Publié le 03 mars 2008 par Steveproulx

Poulet Le portail Internet Yahoo! Québec m'a invité l'autre jour à poser une question au public.

Saisissant l'occasion de jeter des ponts entre ces deux continents que sont les "médias" et la "masse", j'y suis allé franchement: "Selon vous, quels sujets sont négligés par les médias?"

102 personnes ont répondu.

Sans prétendre à aucune valeur scientifique, ce petit sondage a tout de même donné d'intéressantes réactions.

Charles souhaiterait un reportage sur le phénomène du mobbing (le harcèlement de personnes par un groupe).
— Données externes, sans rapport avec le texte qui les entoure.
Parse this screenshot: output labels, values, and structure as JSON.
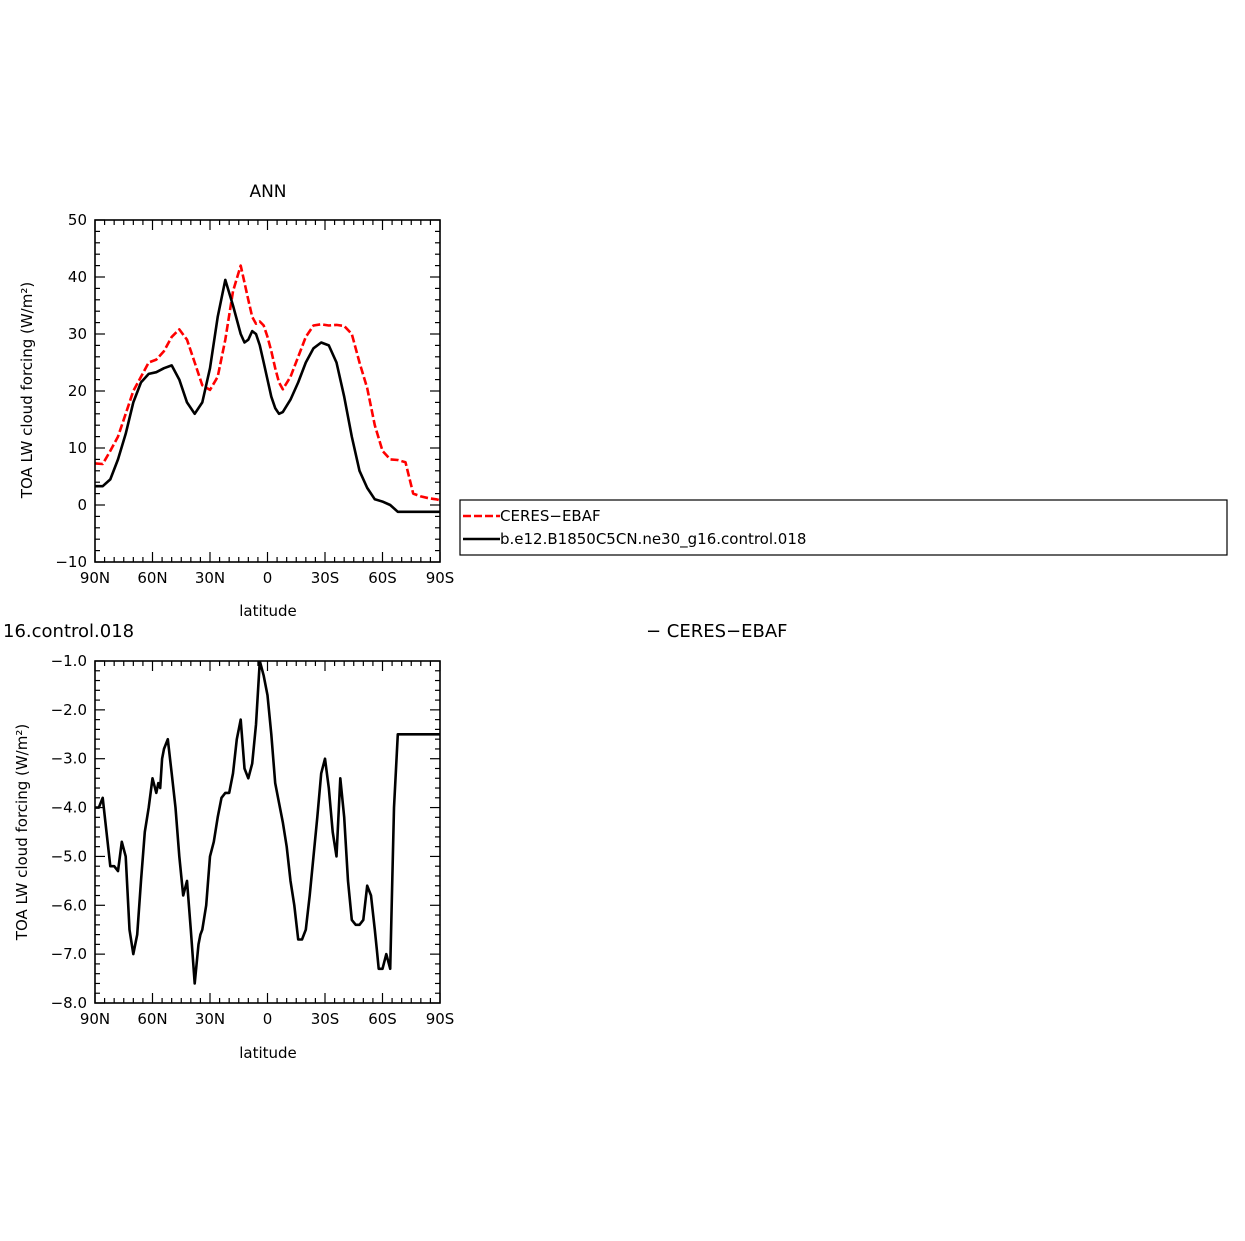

Un certain Eldorado aimerait que les médias s'intéressent davantage aux courses de motos et Claudie voudrait entendre parler des "femmes célibataires, vu le manque d'hommes disponibles".

Bien sûr, de valeureux soldats du Grand Complot ont déploré le silence des médias à propos des ovnis, des francs-maçons, des Illuminati, des chemtrails (mystérieuses traînées de fumée dans le ciel) et de la société secrète Skull and Bones (qui compte le fils et le père Bush parmi ses membres honoraires).

Bon.

Au-delà de ces sujets bien précis, j'ai toutefois relevé une tendance lourde: près du tiers des répondants trouvent que les médias ne couvrent pas suffisamment les bonnes nouvelles.

"Ce qu'on appelle l'actualité devient un ramassis de scandales et de drames, écrit Stéphane. Si on en vient à croire que tout ce qui est vrai est mauvais, on est condamné à placer nos espérances dans l'utopie."

"On veut plus d'Amélie Poulain, de belles images, d'espoir", renchérit Lucie.

En vrac, on souhaite des topos sur les couples heureux, les réussites, la recette du bonheur et sur des gens ordinaires qui aiment la vie.

On prend des notes.

Visiblement, plusieurs de mes contemporains sont en manque de bouillon de poulet pour l'âme.

Or, malgré tous les bons sentiments qui animent ceux qui voudraient plus de rose bonbon au Téléjournal, l'affaire est que ce sont les mauvaises nouvelles qui poussent le public à s'informer.

Je m'explique.

En septembre dernier, le Pew Research Center for the People and the Press publiait les résultats d'une vaste étude sur les préférences du public américain en matière d'information, de 1986 à 2007. Une synthèse de 165 sondages menés depuis deux décennies à travers le pays. Du sérieux.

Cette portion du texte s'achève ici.